Looking back, Matthew remembers counting footsteps as a child.
“I could only go to 22 and then I’d get stuck and have to start over,” he explains. “I had a hard time moving place to place or going anywhere.”
Counting led to other rituals including pacing, going up and down stairs, and progressed to Matthew hitting himself in the head to cope with unwanted and intrusive thoughts around the fear that his mother would die if he did not complete his rituals.
Innovative treatment options
Over the years, Matthew’s OCD consumed his life. By 2017, he was barely eating or taking care of his personal needs.
That year, Matthew was referred to Canada’s first and only OCD intensive residential program at Sunnybrook. The team recommended a non-invasive procedure called The Gamma Knife Icon, which uses highly targeted high-dose radiation to reach a precise location in the brain to disrupt misfiring cells associated with OCD, without the need for cutting into the skin or scalpels.
Sunnybrook was the first in Canada to use the technique for treatment-resistant OCD.
With treatment, Matthew says he was able to “talk more fluidly and had motivation to do things again.”
Eventually, doctors recommended he resume treatment at the intensive residential program at the Thompson Centre where the team-based approach, therapy and program helped Matthew develop skills to manage his OCD. A journey that Matthew says involved “some of the hardest work I’ve done in my life.”
He now shares his insights and provides support to new clients at the centre, which continues to provide services virtually during the COVID-19 pandemic.
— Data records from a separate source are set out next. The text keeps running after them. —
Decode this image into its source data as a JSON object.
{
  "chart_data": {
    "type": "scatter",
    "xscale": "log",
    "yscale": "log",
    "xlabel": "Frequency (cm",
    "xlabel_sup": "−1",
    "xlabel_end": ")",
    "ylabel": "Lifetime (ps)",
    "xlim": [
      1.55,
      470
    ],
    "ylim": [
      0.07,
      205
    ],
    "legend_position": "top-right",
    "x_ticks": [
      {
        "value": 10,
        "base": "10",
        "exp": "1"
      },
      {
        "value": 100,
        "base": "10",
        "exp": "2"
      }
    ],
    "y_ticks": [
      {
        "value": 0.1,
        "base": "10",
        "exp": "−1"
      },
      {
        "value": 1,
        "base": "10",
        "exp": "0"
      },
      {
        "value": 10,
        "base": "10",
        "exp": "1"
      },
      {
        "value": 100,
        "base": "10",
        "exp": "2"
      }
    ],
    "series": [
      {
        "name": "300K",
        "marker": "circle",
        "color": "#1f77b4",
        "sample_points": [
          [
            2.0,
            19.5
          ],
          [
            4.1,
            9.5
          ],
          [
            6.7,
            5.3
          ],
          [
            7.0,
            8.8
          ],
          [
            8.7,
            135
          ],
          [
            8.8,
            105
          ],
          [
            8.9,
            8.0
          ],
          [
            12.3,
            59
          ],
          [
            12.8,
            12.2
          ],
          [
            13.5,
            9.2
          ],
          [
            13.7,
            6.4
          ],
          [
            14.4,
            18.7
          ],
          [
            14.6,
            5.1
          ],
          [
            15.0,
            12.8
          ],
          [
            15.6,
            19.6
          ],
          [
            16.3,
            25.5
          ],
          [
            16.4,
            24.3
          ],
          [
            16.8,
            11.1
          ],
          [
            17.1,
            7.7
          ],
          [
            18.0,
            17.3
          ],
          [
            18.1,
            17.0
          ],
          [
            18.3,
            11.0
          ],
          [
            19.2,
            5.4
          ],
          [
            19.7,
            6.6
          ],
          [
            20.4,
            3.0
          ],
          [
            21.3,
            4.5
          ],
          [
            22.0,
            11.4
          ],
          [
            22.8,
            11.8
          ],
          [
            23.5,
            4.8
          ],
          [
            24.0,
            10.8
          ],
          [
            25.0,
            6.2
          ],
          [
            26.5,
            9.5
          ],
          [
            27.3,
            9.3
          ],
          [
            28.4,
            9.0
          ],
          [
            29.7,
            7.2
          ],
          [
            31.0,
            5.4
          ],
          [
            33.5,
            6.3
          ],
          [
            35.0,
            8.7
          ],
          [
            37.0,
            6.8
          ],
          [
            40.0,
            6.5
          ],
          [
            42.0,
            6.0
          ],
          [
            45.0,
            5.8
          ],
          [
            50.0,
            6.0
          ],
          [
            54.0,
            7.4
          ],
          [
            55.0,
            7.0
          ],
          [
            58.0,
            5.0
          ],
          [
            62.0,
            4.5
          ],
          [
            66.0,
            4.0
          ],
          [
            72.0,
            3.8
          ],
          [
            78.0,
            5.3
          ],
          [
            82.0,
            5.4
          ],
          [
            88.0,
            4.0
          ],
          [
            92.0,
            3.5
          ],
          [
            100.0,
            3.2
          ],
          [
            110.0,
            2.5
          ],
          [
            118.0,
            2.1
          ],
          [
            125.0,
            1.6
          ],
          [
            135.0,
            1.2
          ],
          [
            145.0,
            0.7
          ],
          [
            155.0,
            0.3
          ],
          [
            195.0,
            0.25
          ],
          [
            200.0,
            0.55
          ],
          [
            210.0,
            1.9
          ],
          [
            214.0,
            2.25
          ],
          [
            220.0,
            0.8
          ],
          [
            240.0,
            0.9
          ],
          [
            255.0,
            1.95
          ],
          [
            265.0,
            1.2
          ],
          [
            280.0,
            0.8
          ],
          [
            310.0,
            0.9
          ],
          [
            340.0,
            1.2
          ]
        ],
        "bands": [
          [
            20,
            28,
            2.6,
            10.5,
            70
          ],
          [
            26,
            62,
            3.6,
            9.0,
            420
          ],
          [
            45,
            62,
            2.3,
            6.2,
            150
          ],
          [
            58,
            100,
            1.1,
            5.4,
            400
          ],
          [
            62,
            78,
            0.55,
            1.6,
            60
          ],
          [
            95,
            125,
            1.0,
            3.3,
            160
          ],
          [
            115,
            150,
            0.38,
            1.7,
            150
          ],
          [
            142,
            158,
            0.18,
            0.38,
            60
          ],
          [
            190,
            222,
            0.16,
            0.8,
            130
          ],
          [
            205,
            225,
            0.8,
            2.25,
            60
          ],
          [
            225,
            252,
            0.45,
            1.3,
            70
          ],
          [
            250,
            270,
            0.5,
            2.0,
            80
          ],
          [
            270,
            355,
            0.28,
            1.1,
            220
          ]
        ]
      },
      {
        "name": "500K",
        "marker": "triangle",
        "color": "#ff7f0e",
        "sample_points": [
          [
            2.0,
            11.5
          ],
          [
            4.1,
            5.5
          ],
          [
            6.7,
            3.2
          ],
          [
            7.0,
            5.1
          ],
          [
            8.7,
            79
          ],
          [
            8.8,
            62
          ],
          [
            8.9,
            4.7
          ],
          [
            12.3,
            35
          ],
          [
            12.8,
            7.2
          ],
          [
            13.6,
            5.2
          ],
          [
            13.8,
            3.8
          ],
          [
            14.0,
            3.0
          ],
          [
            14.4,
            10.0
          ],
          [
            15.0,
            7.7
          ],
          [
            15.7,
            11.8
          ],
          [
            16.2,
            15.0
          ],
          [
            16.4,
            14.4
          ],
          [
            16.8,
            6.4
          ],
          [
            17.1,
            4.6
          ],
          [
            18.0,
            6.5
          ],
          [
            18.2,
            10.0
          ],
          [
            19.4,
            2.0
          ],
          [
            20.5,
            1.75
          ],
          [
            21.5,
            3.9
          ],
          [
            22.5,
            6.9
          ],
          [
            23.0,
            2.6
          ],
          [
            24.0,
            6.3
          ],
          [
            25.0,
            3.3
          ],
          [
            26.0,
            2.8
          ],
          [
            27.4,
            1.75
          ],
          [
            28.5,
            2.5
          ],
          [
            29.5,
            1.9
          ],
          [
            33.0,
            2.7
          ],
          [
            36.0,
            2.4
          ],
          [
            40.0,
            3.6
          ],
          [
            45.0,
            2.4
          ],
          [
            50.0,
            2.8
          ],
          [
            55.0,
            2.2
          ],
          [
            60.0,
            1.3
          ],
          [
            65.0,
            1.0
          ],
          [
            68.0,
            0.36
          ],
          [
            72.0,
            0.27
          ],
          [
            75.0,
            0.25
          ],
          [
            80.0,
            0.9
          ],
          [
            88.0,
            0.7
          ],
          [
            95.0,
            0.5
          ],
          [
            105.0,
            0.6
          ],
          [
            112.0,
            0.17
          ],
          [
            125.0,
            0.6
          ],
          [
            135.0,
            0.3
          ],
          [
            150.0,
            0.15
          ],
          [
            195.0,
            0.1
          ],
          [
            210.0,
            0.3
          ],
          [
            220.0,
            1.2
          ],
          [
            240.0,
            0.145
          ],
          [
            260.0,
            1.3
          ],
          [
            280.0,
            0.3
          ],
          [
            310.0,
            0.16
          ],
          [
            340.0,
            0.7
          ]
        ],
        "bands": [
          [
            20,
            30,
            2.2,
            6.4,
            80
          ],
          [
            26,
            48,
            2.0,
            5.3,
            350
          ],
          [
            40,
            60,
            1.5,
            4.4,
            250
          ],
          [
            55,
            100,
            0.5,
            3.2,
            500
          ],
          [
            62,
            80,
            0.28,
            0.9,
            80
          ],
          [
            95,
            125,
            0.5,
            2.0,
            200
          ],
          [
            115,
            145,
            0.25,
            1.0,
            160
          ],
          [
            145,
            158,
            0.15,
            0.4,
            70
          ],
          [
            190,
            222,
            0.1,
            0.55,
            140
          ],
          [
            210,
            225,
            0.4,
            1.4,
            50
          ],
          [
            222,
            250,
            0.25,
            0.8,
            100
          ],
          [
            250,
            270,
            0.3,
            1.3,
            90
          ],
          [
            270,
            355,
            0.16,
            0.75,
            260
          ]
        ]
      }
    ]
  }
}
Matthew: “Don’t stop fighting your OCD”
Matthew connects with clients by phone or video-conferencing to help answer their questions and provide support.
He offers this message to those dealing with their OCD.
“Don’t ever stop fighting your OCD. Even if you lose the fight, it’s good to resist [to help you improve],” he says.
It has taken a lot of hard work to get to where he is today and Matthew hopes to continue helping others and sharing his inspiring story of hope.
“I feel proud that I’ve come this far,” he smiles.